Comme elle l'avait déjà évoqué jeudi, lors de la douzième journée de mobilisation contre la réforme, l'intersyndicale appelle les salariés à faire du lundi 1er mai une «journée de mobilisation exceptionnelle et populaire contre la réforme des retraites et pour la justice sociale».
«L'ensemble des organisations syndicales donnent rendez-vous le 1er mai à l'ensemble des Français pour un raz-de-marée populaire et historique», a déclaré la secrétaire générale de la CGT, Sophie Binet, au milieu des manifestants rassemblés place de l'Hôtel-de-Ville à Paris.
Son homologue de Force ouvrière, Frédéric Souillot, a estimé que la décision du Conseil constitutionnel ne «bouscul(ait) pas le calendrier de l'intersyndicale» qui «va continuer à demander le retrait par la mobilisation et par une intersyndicale unie».
En début de soirée, plus de 4.000 personnes se sont réunies sur le parvis de l'Hôtel-de-Ville situé non loin du Conseil constitutionnel, dont certaines déterminées à rejoindre la rue de Montpensier malgré un dispositif policier dissuasif. Elles ont accueilli par des huées la décision du Conseil constitutionnel.

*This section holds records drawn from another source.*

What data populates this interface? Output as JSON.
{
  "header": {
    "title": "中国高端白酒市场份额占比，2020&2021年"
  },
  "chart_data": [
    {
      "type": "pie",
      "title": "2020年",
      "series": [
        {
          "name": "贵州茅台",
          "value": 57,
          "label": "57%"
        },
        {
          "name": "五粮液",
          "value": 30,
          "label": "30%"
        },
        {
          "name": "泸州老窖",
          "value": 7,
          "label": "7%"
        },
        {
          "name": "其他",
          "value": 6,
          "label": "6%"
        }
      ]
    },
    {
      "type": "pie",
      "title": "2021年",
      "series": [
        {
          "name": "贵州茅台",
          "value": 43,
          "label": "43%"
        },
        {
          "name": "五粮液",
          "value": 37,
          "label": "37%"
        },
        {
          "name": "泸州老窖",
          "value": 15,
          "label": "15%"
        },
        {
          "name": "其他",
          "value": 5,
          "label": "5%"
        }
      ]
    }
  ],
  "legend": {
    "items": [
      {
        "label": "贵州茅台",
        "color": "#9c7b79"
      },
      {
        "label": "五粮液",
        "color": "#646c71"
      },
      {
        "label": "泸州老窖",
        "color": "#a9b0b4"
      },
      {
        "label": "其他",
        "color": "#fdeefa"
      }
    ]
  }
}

- «Carcan institutionnel» -
L'ancienne figure des Gilets jaunes Jérôme Rodrigues a appelé à «adopter le schéma Gilets jaunes» et à «sortir du carcan institutionnel».
Des rassemblements ont eu lieu dans de nombreuses autres villes en France, avec des cortèges sauvages parfois émaillés d'incidents.
Plus tôt dans la semaine, les organisations syndicales avaient mis en garde contre les risques de radicalisation du mouvement social, dans l'hypothèse où le report de l'âge serait validé, mais pas le RIP, possible exutoire démocratique.
Mais la mobilisation pourrait désormais prendre d'autres formes. «De grosses journées d'action» comme les douze qui ont scandé le mouvement social «ça va devenir compliqué», concédait le secrétaire général de la FSU, Benoît Teste. «On va avoir une mobilisation de moindre intensité», avec des «mobilisations plus espacées», prédisait-il. Vendredi soir, Sophie Binet a évoqué l'organisation de «beaucoup d'actions» pour jeudi.
La nouvelle période qui s'ouvre risque de mettre à l'épreuve la solidité de l'intersyndicale, avec des syndicats réformistes peut-être plus enclins à sortir du mouvement social et à reprendre le dialogue avec le gouvernement, fût-ce après une période de «décence».
«J'ai toujours dit qu'on ne voudra pas finir à 200.000 personnes dans les rues alors qu'on a fait une mobilisation historique mais aussi ultra digne», avait affirmé jeudi Laurent Berger, au départ de la manifestation parisienne.
L'occasion pour lui de rendre de nouveau hommage à l'intersyndicale, à «cette capacité malgré nos divergences à faire un mouvement social qui va marquer l'histoire sociale de ce pays».
L'intersyndicale a prévu de se réunir lundi soir au siège de FO.